Waste Transfer Station | head trunk tail | Elhorst / Vloedbelt Zenderen | ONL 1994

Innovations | Innovative solutions to the clients brief. In the brief the client Regio Twente asked the architect Kas Oosterhuis to design a building which could be converted for its second use into a sports facility or a cultural center. The client was willing to invest 10-15% more in the built structure than it normally would have done. The extra money was spent to fit the building and the routing of the trucks into the existing friendly landscape, to express the actual delicacy of the waste treatment process, and for extra costs for its second use.


Waste Transfer Station | weighmaster’s office| Elhorst / Vloedbelt Zenderen | ONL 1994

1) The weighmaster is placed inside the intelligent head of the building, together with the other personnel. This is regarded by the client as an important social feature of the design concept. Otherwise the weighmaster would have been isolated in a separate cabin in between the large trucks.

2) The building as a whole assembles the different aspects of the process in one single gentle gesture. This is felt as an important achievement both in landscaping as in architectural expression.
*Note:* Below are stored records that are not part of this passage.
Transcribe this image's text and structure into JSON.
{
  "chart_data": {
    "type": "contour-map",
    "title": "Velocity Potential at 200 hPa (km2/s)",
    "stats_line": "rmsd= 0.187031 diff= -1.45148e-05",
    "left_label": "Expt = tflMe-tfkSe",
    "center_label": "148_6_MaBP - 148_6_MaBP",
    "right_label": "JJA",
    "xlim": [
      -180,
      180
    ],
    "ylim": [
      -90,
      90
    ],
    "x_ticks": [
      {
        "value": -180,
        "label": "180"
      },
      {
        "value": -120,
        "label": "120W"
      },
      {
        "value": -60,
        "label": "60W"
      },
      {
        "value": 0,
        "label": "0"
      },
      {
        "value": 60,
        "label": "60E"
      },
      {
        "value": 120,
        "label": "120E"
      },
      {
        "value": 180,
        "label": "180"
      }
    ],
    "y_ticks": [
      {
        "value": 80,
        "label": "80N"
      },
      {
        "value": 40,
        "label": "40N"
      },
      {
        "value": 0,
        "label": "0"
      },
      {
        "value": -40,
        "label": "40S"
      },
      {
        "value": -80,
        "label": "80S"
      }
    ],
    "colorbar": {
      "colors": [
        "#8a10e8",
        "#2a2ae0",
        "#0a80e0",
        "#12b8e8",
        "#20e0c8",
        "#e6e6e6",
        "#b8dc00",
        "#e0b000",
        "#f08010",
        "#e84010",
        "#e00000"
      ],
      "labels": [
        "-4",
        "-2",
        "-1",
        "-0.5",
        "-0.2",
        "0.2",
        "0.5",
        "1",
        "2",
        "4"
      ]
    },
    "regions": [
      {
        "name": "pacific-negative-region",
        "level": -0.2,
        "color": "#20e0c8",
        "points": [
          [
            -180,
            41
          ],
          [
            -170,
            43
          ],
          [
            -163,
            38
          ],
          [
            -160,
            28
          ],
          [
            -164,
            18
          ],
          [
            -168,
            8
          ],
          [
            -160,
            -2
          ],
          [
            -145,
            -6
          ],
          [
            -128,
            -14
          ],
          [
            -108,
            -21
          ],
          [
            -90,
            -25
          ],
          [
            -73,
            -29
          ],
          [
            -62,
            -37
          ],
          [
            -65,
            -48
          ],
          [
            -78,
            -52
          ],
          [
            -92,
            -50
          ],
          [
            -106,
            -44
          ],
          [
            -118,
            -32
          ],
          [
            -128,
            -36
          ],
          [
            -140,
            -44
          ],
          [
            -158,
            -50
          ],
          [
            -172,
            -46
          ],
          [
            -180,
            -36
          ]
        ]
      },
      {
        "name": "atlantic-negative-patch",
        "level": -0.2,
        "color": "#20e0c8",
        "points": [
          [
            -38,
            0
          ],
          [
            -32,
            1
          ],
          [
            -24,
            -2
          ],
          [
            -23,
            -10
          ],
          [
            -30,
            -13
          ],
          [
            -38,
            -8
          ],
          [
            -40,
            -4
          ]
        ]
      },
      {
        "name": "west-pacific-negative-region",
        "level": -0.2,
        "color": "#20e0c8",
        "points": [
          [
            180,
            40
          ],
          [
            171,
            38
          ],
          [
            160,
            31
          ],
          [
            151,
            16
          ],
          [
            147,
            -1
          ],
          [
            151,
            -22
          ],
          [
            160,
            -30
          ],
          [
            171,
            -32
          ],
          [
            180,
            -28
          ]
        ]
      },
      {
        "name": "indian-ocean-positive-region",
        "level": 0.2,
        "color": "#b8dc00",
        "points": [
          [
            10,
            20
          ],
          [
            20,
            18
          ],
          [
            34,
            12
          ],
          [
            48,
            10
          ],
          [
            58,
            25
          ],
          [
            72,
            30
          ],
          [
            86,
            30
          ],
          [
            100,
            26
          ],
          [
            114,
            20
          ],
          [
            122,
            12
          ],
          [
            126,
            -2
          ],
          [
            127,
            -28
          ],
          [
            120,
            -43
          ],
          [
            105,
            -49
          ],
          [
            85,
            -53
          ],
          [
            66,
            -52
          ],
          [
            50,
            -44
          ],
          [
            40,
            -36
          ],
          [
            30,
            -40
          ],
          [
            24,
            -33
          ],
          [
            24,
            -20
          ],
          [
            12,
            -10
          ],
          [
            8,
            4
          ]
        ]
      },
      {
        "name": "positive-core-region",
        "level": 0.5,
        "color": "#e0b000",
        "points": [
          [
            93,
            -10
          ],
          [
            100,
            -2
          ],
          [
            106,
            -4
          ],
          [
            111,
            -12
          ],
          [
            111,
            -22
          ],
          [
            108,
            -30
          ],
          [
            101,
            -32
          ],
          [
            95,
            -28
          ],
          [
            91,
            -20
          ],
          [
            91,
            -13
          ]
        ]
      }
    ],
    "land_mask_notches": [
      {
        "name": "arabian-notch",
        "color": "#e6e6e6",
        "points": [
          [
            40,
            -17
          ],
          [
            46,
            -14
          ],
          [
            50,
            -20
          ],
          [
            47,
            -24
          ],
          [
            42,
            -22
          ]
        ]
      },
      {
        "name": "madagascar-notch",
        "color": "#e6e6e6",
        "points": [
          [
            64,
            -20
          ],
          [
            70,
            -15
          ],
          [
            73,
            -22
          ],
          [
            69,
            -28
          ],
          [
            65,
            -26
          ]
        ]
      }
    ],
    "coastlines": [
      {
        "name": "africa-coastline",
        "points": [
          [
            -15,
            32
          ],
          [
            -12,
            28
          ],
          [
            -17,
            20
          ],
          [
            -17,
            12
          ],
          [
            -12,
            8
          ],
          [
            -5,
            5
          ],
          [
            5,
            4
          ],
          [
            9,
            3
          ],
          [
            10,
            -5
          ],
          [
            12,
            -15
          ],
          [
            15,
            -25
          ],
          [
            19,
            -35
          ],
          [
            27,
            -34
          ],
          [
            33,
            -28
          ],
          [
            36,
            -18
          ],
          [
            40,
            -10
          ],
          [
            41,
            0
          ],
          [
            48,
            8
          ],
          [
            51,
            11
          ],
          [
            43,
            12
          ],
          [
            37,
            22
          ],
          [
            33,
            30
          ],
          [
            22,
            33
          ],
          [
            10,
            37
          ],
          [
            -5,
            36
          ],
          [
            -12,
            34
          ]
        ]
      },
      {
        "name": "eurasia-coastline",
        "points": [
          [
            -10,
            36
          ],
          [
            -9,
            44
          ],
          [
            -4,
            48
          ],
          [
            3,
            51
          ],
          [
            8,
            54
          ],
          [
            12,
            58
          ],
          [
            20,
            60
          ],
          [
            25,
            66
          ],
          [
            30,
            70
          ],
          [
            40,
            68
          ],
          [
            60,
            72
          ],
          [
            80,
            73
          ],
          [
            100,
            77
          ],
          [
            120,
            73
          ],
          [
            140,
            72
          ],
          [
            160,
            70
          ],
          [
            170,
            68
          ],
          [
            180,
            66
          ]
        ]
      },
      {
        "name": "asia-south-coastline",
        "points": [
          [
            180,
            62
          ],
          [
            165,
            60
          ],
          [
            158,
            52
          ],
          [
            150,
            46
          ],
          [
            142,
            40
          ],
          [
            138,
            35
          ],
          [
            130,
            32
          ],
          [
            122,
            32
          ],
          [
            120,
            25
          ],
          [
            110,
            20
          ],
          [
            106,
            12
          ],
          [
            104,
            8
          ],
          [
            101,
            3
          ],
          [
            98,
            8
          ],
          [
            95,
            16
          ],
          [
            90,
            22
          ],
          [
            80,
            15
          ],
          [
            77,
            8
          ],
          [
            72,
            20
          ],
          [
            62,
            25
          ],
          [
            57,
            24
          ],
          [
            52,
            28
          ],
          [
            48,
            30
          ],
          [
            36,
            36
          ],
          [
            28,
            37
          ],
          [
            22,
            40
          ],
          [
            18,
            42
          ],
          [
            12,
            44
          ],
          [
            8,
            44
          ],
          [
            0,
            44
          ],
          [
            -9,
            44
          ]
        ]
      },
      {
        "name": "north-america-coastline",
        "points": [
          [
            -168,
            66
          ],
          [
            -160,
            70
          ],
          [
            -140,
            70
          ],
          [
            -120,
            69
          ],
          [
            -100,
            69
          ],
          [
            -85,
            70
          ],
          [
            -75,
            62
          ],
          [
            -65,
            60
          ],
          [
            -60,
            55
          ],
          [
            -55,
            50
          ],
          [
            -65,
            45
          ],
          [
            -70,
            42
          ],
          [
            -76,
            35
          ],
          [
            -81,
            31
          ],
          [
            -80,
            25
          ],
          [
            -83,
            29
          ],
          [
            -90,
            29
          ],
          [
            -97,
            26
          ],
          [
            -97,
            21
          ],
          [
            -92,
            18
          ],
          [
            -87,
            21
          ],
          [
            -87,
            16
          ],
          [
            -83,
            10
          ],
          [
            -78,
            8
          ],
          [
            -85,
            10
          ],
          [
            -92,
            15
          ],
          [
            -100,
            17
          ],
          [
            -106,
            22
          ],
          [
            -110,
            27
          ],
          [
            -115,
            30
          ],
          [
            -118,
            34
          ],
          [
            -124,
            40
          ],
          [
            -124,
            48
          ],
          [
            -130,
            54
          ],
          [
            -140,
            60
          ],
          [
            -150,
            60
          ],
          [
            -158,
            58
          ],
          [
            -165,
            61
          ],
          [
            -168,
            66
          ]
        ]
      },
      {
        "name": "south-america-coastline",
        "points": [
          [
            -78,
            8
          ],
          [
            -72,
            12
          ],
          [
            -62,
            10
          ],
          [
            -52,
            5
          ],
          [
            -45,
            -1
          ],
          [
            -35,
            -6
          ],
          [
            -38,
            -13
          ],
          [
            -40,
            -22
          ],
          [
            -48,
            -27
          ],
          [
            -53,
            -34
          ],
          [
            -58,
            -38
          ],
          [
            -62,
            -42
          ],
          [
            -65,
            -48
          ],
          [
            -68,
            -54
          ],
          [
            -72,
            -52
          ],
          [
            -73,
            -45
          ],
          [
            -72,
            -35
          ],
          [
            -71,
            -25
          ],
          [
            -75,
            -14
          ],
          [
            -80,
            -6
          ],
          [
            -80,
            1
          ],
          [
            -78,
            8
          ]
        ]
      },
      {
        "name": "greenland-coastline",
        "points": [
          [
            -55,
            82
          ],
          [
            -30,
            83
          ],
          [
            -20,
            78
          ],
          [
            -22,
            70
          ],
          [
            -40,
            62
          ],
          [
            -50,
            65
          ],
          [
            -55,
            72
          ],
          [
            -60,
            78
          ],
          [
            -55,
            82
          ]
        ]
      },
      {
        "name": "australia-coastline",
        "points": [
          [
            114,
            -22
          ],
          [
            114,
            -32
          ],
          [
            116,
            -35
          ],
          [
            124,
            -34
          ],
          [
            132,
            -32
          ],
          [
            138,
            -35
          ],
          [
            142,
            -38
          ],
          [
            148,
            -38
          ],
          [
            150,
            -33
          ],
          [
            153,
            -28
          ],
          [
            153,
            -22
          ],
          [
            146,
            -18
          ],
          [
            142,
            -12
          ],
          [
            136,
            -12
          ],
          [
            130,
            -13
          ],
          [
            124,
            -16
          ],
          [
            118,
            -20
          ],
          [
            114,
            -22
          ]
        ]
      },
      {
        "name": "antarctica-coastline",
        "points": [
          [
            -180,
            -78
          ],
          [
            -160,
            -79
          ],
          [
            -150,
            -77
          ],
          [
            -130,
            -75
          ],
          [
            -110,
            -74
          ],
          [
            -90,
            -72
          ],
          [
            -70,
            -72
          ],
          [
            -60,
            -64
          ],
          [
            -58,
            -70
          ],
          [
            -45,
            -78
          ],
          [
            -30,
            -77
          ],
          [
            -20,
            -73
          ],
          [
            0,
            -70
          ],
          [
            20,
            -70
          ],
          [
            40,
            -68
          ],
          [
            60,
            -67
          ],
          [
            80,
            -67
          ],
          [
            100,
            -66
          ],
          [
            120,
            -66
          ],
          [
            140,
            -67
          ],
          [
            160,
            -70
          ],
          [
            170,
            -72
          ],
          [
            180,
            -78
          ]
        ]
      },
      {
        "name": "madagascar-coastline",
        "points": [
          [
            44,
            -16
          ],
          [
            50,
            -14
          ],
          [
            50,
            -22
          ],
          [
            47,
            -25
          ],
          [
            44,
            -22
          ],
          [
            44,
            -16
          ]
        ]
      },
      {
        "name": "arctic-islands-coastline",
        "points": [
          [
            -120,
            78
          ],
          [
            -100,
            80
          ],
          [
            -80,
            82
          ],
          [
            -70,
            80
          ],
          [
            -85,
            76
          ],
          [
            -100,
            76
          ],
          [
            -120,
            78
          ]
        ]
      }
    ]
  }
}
The building includes head (intelligence , personnel, computers), trunk (the actual garbage transfer hall) and tail (the water and gas treatment plant) and rests softly on the landscape as one large organism.

3) The building is hiding its function to the public road and disclosing its function to the garbage mountain. In this way the public is not confronted with the dirty aspects of the process, and the routing is very compact and efficient. Although many people in the immediate environment are opposed to the presence of the refuse processing, they do appreciate the gentle appearance of the building.

4) After 15 years the building completes its primary function as waste transfer station. The building will be modified to suit other needs. The client is especially pleased with the way the architect incorporated the future second use in the design concept. The building can be easily closed at the mountainside and be converted to its new function as a sports facility or maybe as a concert hall for pop concerts. There are no structural elements (columns) in the way for a complete modification of the interior.

5) Embedding a waste transfer station in a friendly landscape is a politically difficult process. The gentle design of the architect was gladly accepted by the representatives of the local communities as a perfect solution for the politically touchy situation. The design far surpasses what otherwise would have been the blunt functionality of a large utilitarian shed.


Waste Transfer Station | streamlining the body | Elhorst / Vloedbelt Zenderen | ONL 1994

Corporate image | The goal of the client Regio Twente was to improve om the architectural quality of their facilities. The client is currently successfully improving their corporate image. Waste treatment is now more and more regarded as a high-tech industries.